I have a stateless EJB-3.1 session bean containing an asynchronous method that does some expensive processing and returns a future to the client, thereby allowing it to display the processing result once it’s ready:
@Asynchronous
@TransactionAttribute(TransactionAttributeType.NOT_SUPPORTED)
public Future<String> importModules() {
String result = doSomeHeavyStuff();
return new AsyncResult<String>(result);
}
This bean is running on a JBoss 6 instance and invoked remotely from a Swing client:
final Future<String> termination =
Proxy.getProxy().getMenfpImportService().importModules();
SwingWorker<String, Object> worker = new SwingWorker<String, Object>() {
@Override
protected String doInBackground() {
/* ... */
if (termination.isDone()) {
return termination.get();
}
/* ... */
}
/* ... */
}
While the processing usually finishes successfully, some computations take longer than 300 seconds to finish.
For these computations, a JBoss socket timeout causes the client to receive an ExecutionException instead of the computation result when calling termination.get():
10:26:16,301 INFO Application:1150 - Execution exception during modules import:
java.util.concurrent.ExecutionException: org.jboss.remoting.InvocationFailureException: Socket timed out. Waited 300000 milliseconds for response while calling on InvokerLocator [socket://degotte:3873/?timeout=300000]; nested exception is:
java.net.SocketTimeoutException: Read timed out
at java.util.concurrent.FutureTask$Sync.innerGet(FutureTask.java:222)
at java.util.concurrent.FutureTask.get(FutureTask.java:83)

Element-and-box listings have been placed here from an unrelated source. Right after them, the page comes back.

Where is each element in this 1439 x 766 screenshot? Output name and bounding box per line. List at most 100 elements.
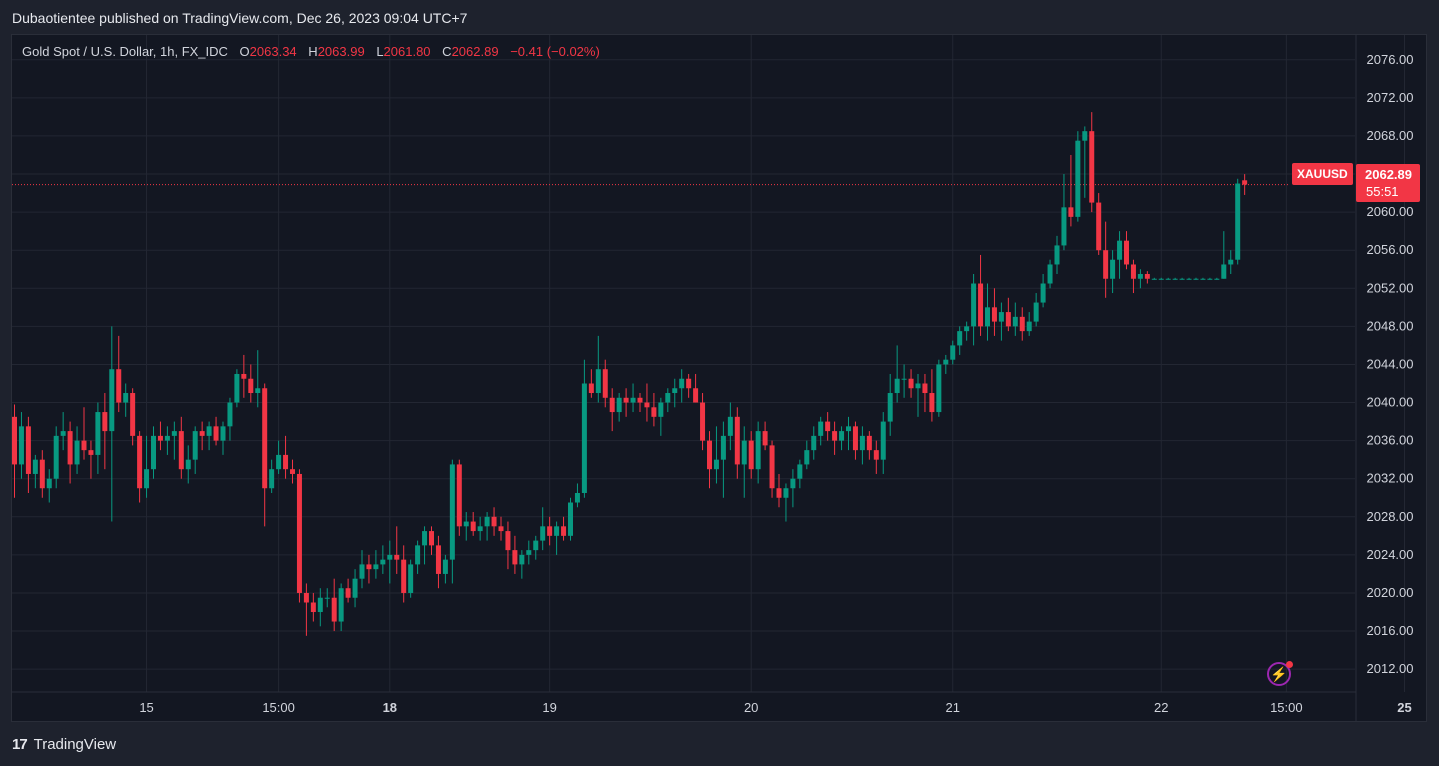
price-tick-label: 2028.00 bbox=[1367, 509, 1414, 524]
candle bbox=[81, 407, 87, 460]
candle bbox=[206, 421, 212, 451]
candle-body bbox=[1130, 264, 1136, 279]
candle bbox=[616, 393, 622, 422]
candle bbox=[130, 388, 136, 446]
candle bbox=[248, 364, 254, 403]
time-tick-label: 20 bbox=[744, 700, 758, 715]
candle-body bbox=[1040, 283, 1046, 303]
candle bbox=[561, 516, 567, 541]
candle bbox=[1179, 277, 1185, 280]
candle bbox=[755, 421, 761, 484]
candle-body bbox=[32, 459, 38, 474]
tradingview-logo-icon: 17 bbox=[12, 736, 28, 753]
candle bbox=[39, 450, 45, 498]
candle bbox=[727, 402, 733, 451]
candle-body bbox=[1096, 202, 1102, 251]
candle bbox=[1075, 131, 1081, 222]
candle-body bbox=[109, 369, 115, 432]
price-tick-label: 2060.00 bbox=[1367, 204, 1414, 219]
candle-body bbox=[957, 331, 963, 346]
candle-body bbox=[950, 345, 956, 360]
lightning-icon[interactable]: ⚡ bbox=[1267, 661, 1293, 686]
candle-body bbox=[234, 373, 240, 403]
candle bbox=[324, 588, 330, 608]
candle bbox=[623, 388, 629, 417]
candle bbox=[456, 459, 462, 536]
candle-body bbox=[887, 393, 893, 422]
candle-body bbox=[310, 602, 316, 613]
candle bbox=[630, 383, 636, 413]
candle-body bbox=[707, 440, 712, 470]
candle-body bbox=[658, 402, 664, 417]
candle-body bbox=[964, 326, 970, 332]
time-tick-label: 15 bbox=[139, 700, 153, 715]
candle-body bbox=[123, 393, 129, 403]
price-tick-label: 2036.00 bbox=[1367, 433, 1414, 448]
candle-body bbox=[276, 454, 282, 470]
candle bbox=[950, 340, 956, 365]
candle-body bbox=[1103, 250, 1109, 279]
candle-body bbox=[185, 459, 191, 470]
candle bbox=[477, 516, 483, 541]
candle-body bbox=[1075, 140, 1081, 217]
legend-close-label: C bbox=[442, 44, 452, 59]
candle bbox=[359, 550, 365, 589]
footer-branding[interactable]: 17 TradingView bbox=[12, 736, 116, 756]
candle bbox=[171, 421, 177, 460]
candle-body bbox=[616, 397, 622, 413]
price-tick-label: 2056.00 bbox=[1367, 242, 1414, 257]
candle-body bbox=[978, 283, 984, 327]
candle bbox=[693, 373, 699, 403]
candle-body bbox=[255, 388, 261, 394]
candle bbox=[192, 426, 198, 474]
candle-body bbox=[338, 588, 344, 622]
candle bbox=[658, 397, 664, 436]
candle-body bbox=[825, 421, 831, 432]
candle-body bbox=[866, 435, 872, 451]
candle-body bbox=[1068, 207, 1074, 217]
candle bbox=[449, 459, 455, 584]
candle-body bbox=[241, 373, 247, 379]
candle bbox=[713, 426, 719, 484]
candle-body bbox=[526, 550, 532, 555]
candle-body bbox=[1214, 278, 1220, 280]
candle-body bbox=[12, 416, 17, 465]
candle-body bbox=[95, 412, 101, 455]
candle bbox=[67, 421, 73, 484]
candle bbox=[213, 416, 219, 446]
candle-body bbox=[727, 416, 733, 436]
candle bbox=[1082, 126, 1088, 198]
candle-body bbox=[1047, 264, 1053, 284]
candle-body bbox=[213, 426, 219, 441]
candle bbox=[498, 516, 504, 541]
chart-frame[interactable] bbox=[11, 34, 1427, 722]
candle bbox=[345, 578, 351, 603]
brand-name: TradingView bbox=[33, 736, 117, 753]
candle bbox=[748, 431, 754, 479]
candle bbox=[581, 359, 587, 498]
candle bbox=[1033, 293, 1039, 327]
candle-body bbox=[713, 459, 719, 470]
candle bbox=[1068, 154, 1074, 227]
candle bbox=[262, 383, 268, 527]
candle bbox=[519, 550, 525, 579]
candle bbox=[568, 497, 573, 541]
candle-body bbox=[283, 454, 289, 470]
candle bbox=[769, 440, 775, 498]
candle bbox=[283, 435, 289, 479]
candle bbox=[408, 559, 414, 598]
candle-body bbox=[1144, 273, 1150, 279]
candle-body bbox=[60, 431, 66, 436]
candle-body bbox=[991, 307, 997, 322]
candle-body bbox=[1172, 278, 1178, 280]
price-tick-label: 2020.00 bbox=[1367, 585, 1414, 600]
candle bbox=[1165, 277, 1171, 280]
candle bbox=[783, 483, 789, 522]
candle bbox=[46, 469, 52, 503]
candle bbox=[651, 393, 657, 427]
candle bbox=[1235, 178, 1241, 265]
last-price-box: 2062.89 55:51 bbox=[1356, 164, 1420, 202]
candle bbox=[401, 545, 407, 603]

at org.jboss.ejb3.async.spi.AsynchronousClientFuture.get(AsynchronousClientFuture.java:113)
at org.jboss.ejb3.async.impl.util.concurrent.LocalJvmSerializableFutureWrapper.get(LocalJvmSerializableFutureWrapper.java:161)
at lu.lippmann.forminitiale.client.gui.Application$2.doInBackground(Application.java:1137)
at lu.lippmann.forminitiale.client.gui.Application$2.doInBackground(Application.java:1)
at javax.swing.SwingWorker$1.call(SwingWorker.java:277)
at java.util.concurrent.FutureTask$Sync.innerRun(FutureTask.java:303)
at java.util.concurrent.FutureTask.run(FutureTask.java:138)
at javax.swing.SwingWorker.run(SwingWorker.java:316)
at java.util.concurrent.ThreadPoolExecutor$Worker.runTask(ThreadPoolExecutor.java:886)
at java.util.concurrent.ThreadPoolExecutor$Worker.run(ThreadPoolExecutor.java:908)
at java.lang.Thread.run(Thread.java:662)
Unfortunately, the @Asynchronous annotation doesn’t provide any configuration options.
My question is how I can increase the client server communication socket timeout, and if in any way possible only for the connection established during the invocation of the asynchronous method.
Thanks,
Thomas
The link posted by Nayan Wadekar pointed to the right direction. The component responsible for managing the sockets on a JBoss AS is JBoss remoting which provides so-called Connectors to call the suitable invocation handlers for the connecting transports.
In the case of an EJB method invocation the responsible connector seems to be the DefaultEjb3Connector whose parameters can be configured in the file ejb3-connectors-jboss-beans.xml in the deploy folder, e.g. in
if using the default profile.
Raising the timeout parameter after the socket URL proved to be effective.
However, this raises the timeout for all EJB method invocations. Given what I have read about the concepts of JBoss remoting, I am not sure whether adding an adapted connector for certain session beans only is actually possible.